20 juin 2000 La Corée du Nord était le seul État au monde où on ne vendait pas de Coca-Cola. C’est fini. Un bateau chargé de Coca-Cola devrait accoster aujourd’hui un quai nord-coréen. Ça commence. Que dire ? Que dans tous les États au monde on vend du Coca-Cola.

 

Déconcertant. En 1915, Edgar Varèse, le maître à composer de Frank Zappa, rend visite à l’Abbé Mugnier. Deux mondes sans affinité aucune, dans ma tête. Manque d’imagination et de lucidité. Ces deux mondes sont deux seulement dans l’imaginaires sans imagination des cultivés-ignorants. La mondialisation et le métissage de la culture et du pouvoir datent au moins de l’homo sapiens sapiens.

 

Encore.

Encore les livres comme drogue de l’oubli. L’abbé Mugnier : « Mes vœux m’ayant interdit la femme, tout mon cœur a passé dans mes livres. L’enthousiasme n’est au fond qu’une déviation, qu’un déguisement de la volupté ». Il n’a pas honte d’écrire la femme. Pas encore de sublimation mais du déguisement ; pas de libido ou de désir mais de la volupté ; pas de tentatives de science mais des mots. Devant tout cela, la femme. La femme qui n’avait pas encore été niée par les exercices lacaniens et qui continuait à déglacer le fond des hommes.

 

Elle dit que Nesrine a des couilles,

Et Anaïs… bien sûr.

Un peu, elle aussi

En a.

Jessica non. Jessica est à Lesbos.

My Godness,

Aide-moi !

Je ne veux pas devenir homo.

 

21 juin 2000 21 juin 1967. Il a dix-huit ans. Il vient d’arriver à Linkoping (à 200 kilomètres de Stockholm) avec un copain d’école. Ils sont reçus par Marco, un ami de son père, qui travaille en Suède depuis vingt ans. Ciao. Ciao. Et trois autres ciao, après cinq minutes, pour dire à la femme de Marco qu’ils vont faire un tour en ville. Il les emmène dans un sauna. Il leur dit de ne pas monter plus haut que la deuxième marche. Ça brûle. Une dizaine d’hommes nus, toussant et suant, assis comme sur un bol de toilette. C’était beaucoup pour un jeune Italien qui n’avait jamais vu d’hommes nus (et des femmes non plus). Il eut l’impression de comprendre la Suède « Si les hommes n’ont pas honte de se regarder tout nus, imagine les hommes et les femmes… » Ce qui ne fait pas de doute, c’est qu’en prenant une très désagréable douche gelée, il comprit la différence entre les Romains et les Vikings.

 

« Cet après-midi je vous conduis à quelques kilomètres de la ville, là où il y aura la grande fête qui marque le début de l’été. C’est la fête la plus importante, en Scandinavie. Une fête païenne. Les femmes sont en rut et les hommes tellement soûls et drogués qu’ils sont incapables de baiser. Vous planterez votre tente à quelque mètre de l’enclos et vous baiserez toutes les filles que vous voudrez. Les Suédois préfèrent l’alcool et la drogue au sexe. »

 

Nous plantâmes la tente comme il nous l’avait dit. Nous circulâmes pendant quelques heures parmi de grossières ombres bruyantes. Nous nous retirâmes, tristes comme des sapins, dans nos appartements. À quatre heures du matin, ils (les Suédois) déchirèrent la tente, se mirent à califourchon sur nos ventres, hurlèrent, nous crachèrent à la figure dans une langue obtuse et nous chatouillèrent la carotide avec d’incertains couteaux. Ils passèrent à l’anglais : Fucking italian bastards ! Decamp ! ». Nous déguerpîmes. Nous attendîmes pendant quatre heures Marco.

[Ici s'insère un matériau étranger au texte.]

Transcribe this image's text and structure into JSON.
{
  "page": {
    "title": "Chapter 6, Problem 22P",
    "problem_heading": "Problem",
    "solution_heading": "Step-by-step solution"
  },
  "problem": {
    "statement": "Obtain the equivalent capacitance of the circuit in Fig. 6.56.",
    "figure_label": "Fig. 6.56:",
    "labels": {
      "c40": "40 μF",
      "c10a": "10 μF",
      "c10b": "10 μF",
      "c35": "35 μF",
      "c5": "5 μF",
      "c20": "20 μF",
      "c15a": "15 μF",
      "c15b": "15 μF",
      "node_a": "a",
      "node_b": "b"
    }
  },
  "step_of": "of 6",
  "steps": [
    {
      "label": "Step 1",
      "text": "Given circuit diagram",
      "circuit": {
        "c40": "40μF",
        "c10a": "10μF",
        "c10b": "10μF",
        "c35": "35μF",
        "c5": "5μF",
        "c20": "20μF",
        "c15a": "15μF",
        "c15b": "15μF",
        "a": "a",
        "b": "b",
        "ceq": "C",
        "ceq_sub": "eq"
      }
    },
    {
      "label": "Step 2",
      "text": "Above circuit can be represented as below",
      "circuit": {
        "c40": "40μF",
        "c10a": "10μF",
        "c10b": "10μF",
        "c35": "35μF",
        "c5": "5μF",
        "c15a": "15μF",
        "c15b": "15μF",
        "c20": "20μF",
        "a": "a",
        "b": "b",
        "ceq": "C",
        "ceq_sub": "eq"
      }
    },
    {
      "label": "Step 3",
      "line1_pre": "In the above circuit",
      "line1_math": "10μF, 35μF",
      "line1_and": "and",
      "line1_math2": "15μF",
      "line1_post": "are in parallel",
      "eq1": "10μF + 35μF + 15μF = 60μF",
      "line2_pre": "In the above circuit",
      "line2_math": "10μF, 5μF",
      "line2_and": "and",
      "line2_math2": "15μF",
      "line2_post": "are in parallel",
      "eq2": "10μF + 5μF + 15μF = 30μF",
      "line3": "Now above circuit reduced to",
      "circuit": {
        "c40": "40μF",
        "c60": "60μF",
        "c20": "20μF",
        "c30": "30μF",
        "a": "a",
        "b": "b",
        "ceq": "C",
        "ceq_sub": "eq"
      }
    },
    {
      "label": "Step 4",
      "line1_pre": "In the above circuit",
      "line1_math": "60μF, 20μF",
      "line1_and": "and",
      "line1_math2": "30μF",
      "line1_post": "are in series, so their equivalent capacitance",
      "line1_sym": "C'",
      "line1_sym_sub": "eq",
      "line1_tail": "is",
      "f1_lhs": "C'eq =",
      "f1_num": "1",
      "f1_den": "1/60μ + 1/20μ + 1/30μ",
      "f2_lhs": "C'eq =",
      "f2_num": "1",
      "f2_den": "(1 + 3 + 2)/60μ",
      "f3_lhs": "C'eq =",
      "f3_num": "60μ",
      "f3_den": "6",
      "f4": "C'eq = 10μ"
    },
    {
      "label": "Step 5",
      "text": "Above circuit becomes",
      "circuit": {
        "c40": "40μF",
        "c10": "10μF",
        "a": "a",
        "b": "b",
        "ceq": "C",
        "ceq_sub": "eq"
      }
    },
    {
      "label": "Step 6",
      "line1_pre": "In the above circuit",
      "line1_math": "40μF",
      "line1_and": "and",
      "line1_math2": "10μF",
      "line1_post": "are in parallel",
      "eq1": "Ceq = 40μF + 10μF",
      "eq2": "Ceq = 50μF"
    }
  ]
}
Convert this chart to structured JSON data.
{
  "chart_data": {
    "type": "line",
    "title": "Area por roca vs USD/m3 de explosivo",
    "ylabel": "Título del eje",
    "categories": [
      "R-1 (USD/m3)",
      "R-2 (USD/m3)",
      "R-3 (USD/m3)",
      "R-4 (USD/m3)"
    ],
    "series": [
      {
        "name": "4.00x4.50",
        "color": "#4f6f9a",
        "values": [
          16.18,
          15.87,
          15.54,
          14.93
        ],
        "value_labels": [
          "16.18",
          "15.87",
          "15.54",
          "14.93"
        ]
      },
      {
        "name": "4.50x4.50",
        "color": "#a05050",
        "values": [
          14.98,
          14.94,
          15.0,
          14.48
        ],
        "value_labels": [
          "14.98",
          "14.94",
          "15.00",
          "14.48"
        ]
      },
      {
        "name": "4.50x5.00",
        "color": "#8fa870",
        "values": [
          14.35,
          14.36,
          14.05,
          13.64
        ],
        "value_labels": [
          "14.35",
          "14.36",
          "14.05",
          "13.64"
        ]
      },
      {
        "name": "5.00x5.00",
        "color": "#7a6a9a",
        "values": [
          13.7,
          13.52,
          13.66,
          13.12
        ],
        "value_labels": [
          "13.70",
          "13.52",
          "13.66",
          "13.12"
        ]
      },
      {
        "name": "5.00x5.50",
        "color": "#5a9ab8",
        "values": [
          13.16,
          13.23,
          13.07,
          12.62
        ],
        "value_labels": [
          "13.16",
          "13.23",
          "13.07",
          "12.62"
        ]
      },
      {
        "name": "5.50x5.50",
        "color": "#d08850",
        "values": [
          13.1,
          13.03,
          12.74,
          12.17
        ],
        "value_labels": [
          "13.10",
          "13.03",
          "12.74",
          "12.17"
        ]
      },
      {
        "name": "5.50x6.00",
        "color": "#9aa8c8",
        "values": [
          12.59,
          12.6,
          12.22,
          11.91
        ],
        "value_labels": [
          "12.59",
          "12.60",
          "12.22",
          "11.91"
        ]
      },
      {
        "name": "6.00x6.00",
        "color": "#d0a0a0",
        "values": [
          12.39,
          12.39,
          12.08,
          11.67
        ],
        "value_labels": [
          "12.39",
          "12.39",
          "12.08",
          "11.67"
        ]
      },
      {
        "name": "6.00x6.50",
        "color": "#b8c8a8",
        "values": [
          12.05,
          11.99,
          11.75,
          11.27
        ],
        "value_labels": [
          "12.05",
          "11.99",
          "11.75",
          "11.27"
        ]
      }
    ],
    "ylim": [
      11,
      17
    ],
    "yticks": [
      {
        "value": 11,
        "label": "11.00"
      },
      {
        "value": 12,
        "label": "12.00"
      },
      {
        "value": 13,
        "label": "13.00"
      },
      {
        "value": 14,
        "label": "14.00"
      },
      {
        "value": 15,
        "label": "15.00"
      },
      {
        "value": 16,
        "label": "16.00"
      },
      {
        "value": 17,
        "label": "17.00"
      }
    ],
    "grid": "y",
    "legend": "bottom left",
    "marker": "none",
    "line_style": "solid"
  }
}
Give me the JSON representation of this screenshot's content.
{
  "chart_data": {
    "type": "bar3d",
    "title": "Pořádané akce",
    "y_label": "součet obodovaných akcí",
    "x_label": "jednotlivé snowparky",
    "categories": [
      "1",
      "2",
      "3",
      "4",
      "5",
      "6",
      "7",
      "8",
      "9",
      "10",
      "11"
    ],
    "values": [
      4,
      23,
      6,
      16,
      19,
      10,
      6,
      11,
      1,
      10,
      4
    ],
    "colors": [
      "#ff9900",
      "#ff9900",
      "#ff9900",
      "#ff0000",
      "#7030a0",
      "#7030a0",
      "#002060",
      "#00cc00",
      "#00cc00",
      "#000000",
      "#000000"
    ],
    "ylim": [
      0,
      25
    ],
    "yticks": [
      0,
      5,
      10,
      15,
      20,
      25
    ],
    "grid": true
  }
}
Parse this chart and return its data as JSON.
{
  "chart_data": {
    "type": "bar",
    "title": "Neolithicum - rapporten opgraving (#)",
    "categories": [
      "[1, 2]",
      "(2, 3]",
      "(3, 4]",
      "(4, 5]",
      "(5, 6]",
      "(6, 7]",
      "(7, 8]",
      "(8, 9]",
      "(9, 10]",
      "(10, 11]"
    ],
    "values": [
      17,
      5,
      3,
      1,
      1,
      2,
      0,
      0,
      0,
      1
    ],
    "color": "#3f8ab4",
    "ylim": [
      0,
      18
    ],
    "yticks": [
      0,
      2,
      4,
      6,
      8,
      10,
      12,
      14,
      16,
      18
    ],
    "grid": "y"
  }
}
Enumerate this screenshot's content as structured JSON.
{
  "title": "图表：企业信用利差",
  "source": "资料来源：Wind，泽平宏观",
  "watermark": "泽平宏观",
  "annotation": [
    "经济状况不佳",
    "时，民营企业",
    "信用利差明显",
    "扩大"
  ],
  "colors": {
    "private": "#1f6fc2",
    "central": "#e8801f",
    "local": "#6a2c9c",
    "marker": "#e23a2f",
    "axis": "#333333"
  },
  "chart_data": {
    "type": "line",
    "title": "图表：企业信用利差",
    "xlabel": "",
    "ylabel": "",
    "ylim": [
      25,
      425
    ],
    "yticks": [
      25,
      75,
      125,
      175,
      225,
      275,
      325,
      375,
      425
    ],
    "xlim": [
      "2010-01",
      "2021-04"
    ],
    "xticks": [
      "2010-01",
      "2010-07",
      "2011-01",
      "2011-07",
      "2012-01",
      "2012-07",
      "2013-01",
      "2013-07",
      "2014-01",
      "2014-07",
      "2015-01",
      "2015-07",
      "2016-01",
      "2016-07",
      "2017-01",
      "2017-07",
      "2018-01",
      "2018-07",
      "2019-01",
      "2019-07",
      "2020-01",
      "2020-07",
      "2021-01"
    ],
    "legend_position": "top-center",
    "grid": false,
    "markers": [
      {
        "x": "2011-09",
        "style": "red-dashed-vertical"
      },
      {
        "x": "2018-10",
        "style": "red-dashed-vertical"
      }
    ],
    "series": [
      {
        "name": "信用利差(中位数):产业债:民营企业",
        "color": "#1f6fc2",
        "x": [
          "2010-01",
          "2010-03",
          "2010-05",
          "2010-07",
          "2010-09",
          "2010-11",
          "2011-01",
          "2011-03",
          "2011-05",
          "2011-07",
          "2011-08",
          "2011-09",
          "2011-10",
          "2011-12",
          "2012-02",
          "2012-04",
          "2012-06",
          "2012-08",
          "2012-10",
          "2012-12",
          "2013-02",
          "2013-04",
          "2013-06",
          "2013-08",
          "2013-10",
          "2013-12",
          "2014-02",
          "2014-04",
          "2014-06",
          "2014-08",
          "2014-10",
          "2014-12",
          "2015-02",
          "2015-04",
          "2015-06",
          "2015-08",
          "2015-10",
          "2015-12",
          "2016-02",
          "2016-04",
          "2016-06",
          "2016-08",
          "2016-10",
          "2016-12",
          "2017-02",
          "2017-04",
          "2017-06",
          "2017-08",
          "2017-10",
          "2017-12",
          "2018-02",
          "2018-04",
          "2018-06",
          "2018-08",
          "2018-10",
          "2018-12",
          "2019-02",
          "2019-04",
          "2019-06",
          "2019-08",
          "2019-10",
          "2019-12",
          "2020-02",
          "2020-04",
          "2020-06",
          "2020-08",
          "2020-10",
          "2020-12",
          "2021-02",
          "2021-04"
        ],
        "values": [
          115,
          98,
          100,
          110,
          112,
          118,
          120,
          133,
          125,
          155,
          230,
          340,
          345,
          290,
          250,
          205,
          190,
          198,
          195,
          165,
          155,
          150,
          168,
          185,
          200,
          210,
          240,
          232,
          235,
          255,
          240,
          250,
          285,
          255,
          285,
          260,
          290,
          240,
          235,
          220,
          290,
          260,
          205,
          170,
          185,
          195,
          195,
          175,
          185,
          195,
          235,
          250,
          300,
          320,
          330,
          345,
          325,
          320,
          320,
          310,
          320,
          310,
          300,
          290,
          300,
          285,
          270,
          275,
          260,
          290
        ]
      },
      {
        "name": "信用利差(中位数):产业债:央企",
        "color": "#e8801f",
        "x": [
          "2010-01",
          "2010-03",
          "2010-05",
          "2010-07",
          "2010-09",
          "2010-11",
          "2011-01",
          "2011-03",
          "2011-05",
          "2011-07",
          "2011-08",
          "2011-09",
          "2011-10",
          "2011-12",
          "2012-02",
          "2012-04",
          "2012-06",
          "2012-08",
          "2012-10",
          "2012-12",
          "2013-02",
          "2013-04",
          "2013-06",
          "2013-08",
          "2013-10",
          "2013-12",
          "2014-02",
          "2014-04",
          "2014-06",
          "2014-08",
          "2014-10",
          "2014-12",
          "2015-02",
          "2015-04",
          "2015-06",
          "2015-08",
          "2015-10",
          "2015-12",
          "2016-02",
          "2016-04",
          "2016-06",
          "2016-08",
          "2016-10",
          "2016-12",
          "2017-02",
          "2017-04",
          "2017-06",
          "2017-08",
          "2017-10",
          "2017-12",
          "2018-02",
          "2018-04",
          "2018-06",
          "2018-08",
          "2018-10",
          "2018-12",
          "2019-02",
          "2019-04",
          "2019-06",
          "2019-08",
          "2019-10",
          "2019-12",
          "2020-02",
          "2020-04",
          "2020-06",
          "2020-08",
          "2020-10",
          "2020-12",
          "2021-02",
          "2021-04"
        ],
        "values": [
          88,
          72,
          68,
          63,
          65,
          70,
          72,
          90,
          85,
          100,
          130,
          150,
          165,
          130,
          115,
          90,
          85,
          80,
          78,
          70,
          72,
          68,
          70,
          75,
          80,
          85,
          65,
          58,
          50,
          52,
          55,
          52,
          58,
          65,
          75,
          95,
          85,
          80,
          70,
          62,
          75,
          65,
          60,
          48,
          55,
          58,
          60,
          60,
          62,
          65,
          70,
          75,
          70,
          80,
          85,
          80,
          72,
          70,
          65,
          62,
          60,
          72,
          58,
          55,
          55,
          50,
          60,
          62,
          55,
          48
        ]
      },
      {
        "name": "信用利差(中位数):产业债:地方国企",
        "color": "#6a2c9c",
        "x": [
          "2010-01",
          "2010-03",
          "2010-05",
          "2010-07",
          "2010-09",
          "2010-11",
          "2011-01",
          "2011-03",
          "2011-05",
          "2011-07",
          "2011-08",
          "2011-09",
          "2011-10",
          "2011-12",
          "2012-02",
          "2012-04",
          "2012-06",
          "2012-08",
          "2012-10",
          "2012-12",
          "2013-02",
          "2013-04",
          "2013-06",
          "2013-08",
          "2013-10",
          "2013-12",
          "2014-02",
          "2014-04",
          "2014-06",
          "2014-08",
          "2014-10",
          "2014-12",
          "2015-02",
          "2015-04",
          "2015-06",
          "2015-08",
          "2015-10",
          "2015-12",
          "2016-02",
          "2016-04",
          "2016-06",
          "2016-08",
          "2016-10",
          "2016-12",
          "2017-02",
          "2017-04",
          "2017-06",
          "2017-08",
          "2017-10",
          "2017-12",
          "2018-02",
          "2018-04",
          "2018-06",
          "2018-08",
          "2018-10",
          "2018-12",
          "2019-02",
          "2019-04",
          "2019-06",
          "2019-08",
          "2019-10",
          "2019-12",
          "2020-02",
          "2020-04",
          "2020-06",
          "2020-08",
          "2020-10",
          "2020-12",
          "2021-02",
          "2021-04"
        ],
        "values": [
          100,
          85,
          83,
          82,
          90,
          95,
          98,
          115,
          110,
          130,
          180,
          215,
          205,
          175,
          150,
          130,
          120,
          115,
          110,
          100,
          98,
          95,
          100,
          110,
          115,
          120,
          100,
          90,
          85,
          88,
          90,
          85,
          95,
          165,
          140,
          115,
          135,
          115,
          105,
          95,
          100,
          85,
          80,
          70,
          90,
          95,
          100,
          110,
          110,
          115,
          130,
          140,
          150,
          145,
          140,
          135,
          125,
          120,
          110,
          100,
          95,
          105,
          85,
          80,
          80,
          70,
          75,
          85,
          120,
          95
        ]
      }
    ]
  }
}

    En avez vous baisé beaucoup ?

    Aucune.

    Vous êtes trop jeunes.

 

Maintenant nous sommes trop vieux.

 

Habitat 67. Braque dans la vie de tous les jours. Art et technique au service du quotidien. Architecture charnelle et pensée. « Dieu de la loto et du hasard, suprême distributeur de justice, fais-moi affurer de quoi acheter un cube. »

 

 

22 juin 2000. 1880, en Russie. C’est l’« x d’une équation inconnue » qui parle à Ivan Karamazov : « On ne trouve plus de médecins à l’ancienne mode qui traitent toutes les maladies ; maintenant il n’y a plus que les spécialistes. » Toujours le même « x » — le diable —  en parlant des tourments de l’enfer : « (…) à présent on a de plus en plus recours au système des tortures morales, aux ‘remords de conscience’ et autres fariboles, C’est à votre ‘adoucissement des mœurs’ que nous le devons. Et qui en profite ? Seulement ceux qui n’ont pas de conscience. » Le manque de conscience et la spécialisation vont main dans la main, et pas seulement dans les romans de Dostoïevski. Deux grands spécialistes des yeux (on dit qu’ils sont les meilleurs à Montréal). Du kératocône le premier, des verres de contact le deuxième.

 

Le premier :

    La greffe de la cornée a un taux de réussite très élevé, plus que le 90 %. À votre âge c’est encore plus facile. Aucun danger. C’est à vous de choisir mais je vous conseille de vous inscrire sur la liste d’attente.

Le deuxième :

    C’est mieux d’attendre pour la greffe. C’est une opération assez difficile. La guérison est assez longue. C’est vrai que le taux de réussite est élevé mais il y a des dangers.

 

La majorités des généralistes étant irresponsables et la voie, la plus naturelle, qui consiste à se défaire des spécialistes n’étant plus praticable, on n’a pas d’autre choix que de souhaiter des spécialistes de spécialistes responsables des liens entre le malade et les spécialistes. Comme ça, avant d’arriver à notre corps on aura trois opérateurs — quatre avec l’omniprésent psy. Mais la spécialisation en médecine n’est qu’un aspect, et peut-être même pas très significatif, d’un monde aux racines en l’air où au lieu de priser l’intelligence on prise la poudre produite par des tordeuses de sornettes

 

À propos des tordeuses de sornettes voici un extrait du dernier bulletin envoyé à tous les enseignants de l’UQAM.

 

Le gestion du stress en milieu d’enseignement

L’ère de l’information entraîne des modifications considérables dans le monde de l’enseignement ; capter l’attention des étudiants, stimuler leur intérêt, favoriser leur apprentissage deviennent des tâches de plus en plus complexes. Ces changements peuvent générer un stress supplémentaire chez les enseignants. Comment y faire face de façon créatrice et non destructrice ? Cet atelier propose une réflexion sur ce thème ainsi que l’application de moyens concrets visant à mieux gérer le stress et retrouver l’élan créateur ».

 

Dans un sottisier si dru, la parole ne peut rien. Seules haches et machettes…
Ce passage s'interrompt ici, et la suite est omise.